Microsoft Akuisisi Perusahaan Video Game Activision Blizzard Rp 986,1 Triliun

Selasa, 18 Januari 2022 – 22:56 WIB

Foto: venturebeat.com

Foto: venturebeat.com

California, REQNews.com -- Microsoft mengumumkan rencana mengakuisisi Activison Bizzard, perusahaan video game yang sukses dengan blockbuster Warcraft, Overwatch dan Call of Duty, senilai 68,7 miliar dolar AS, atau Rp 986,1 triliun.

Siaran pers Microsoft menyebutkan Bobby Kotick, CEO Activison Bizzard, akan melanjutkan perannya. Kotick tampaknya bisa tersenyum lebar, karena sebelumnya karyawan Activison Bizzard mogok dan menuntutnya mundur.

Kotick disebut-sebut tahu masalah pelecehan seksual dan diskriminasi yang meluas di perusahaan selama bertahun-tahun.

"Kami percaya kesuksesan kreatif dan otonomi berjalan seiring dengan meperlakukan setiap orang bermartabat dan memiliki rasa hormat," kata Phil Spencer, CEO Microsoft Gaming, dalam pernyataan yang dikutip CNN.

"Kami menantikan untuk memperluas budaya inklusi proaktif kami ke tim-tim hebat di seluruh Activison Bizzard," lanjutnya.

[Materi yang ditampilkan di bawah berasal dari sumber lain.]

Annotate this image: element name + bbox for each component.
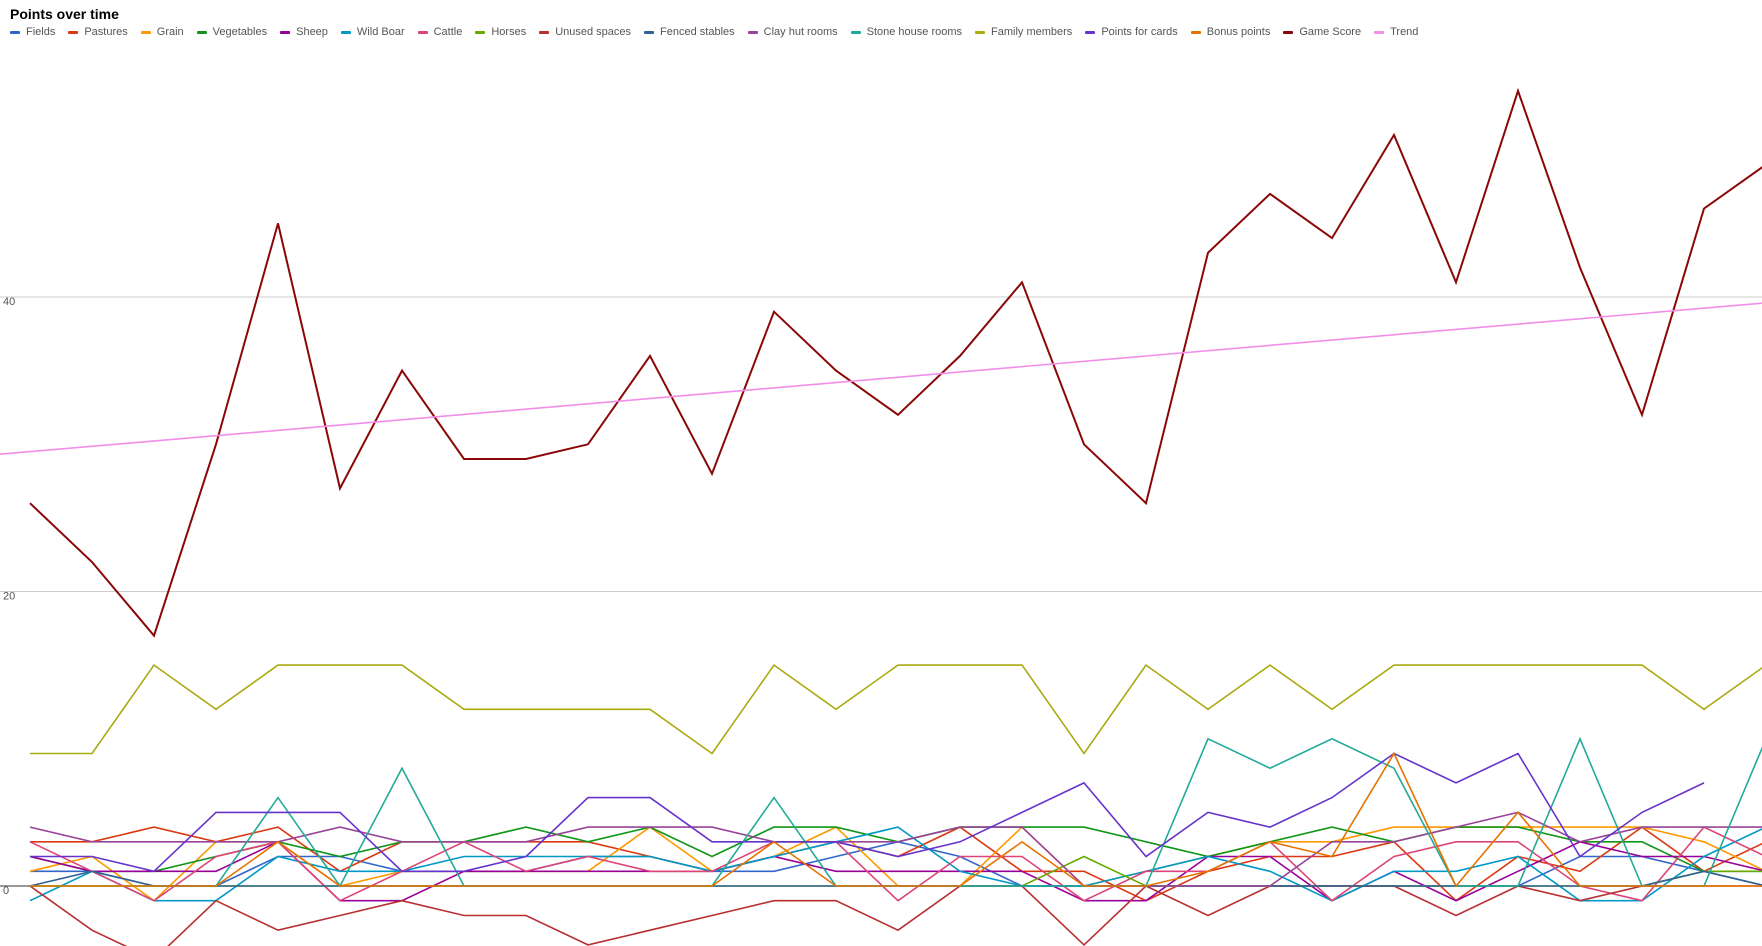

Transaksi belum bisa dilakukan karena masih menunggu persetujuan pemegang saham Activison Bizzard. Kesepakatan akan ditutup tahun 2023.

Sebelum transaksi terjadi, Activison Bizzard akan beroperasi secara independen. Setelah transaksi, Activison Bizzard akan melapor ke Phil Spencer.

Di lantai bursa, saham Activison Bizzard melonjak hinggal 30 persen menjelang pembukaan Selasa pagi. Saham Microsoft justru turun 1,5 persen.

Game menjadi fokus utama Microsoft dalam beberapa tahun terakhir. Sebab, pandemi menyebabkan orang lebih banyak tinggal di rumah dan menghabiskan waktu brmain.

Pada Januari 2021, di tengah tingginya permintaan akan konsol Xbox Series X dan Series X, pendapatan Microsoft melampaui 5 miliar dolar AS, atau Rp 71,7 triliun, kali pertama.

Akuisisi ini akan meningkatkan bisnis game Microsoft dengan penambahan penambahan game Activison Bizzard dan 400 juta pemain aktif bulanan. Microsoft juga akan mengakuisisi studio game global Activision dengan hampir 10 ribu karyawannya.

Rencana Microsoft untuk cloud gaming akan dipercepat oleh kesepakatan, dan perusahaan berharap mendorong komunitas Xbox ke ponsel, tablet, laptop, dan perangkat lain secara global. Judul populer dari Activision seperti Candy Crush juga akan meningkatkan posisi Microsoft di game mobile.

"Memperoleh Activision akan membantu kami memulai upaya MSFT yang lebih luas dan pada akhirnya pindah ke metaverse dengan game monetisasi pertama dari metaverse," kata Dan Ives, analis Wedbush.

Metaverse dipuji sebagai langkah besar berikut untuk industri teknologi, meski masih ada jalan panjang dunia virutal menjadi kenyataan. Video game kemungkinan akan memainkan peran sentral.

Satya Nadella, CEO Microsoft, mengatakan; "Gaming adalah kategori paling dinamis dan menarik dalam hiburan di semua platform saat ini, dan akan memainkan peran kunci dalam pengembangan platform metaverse.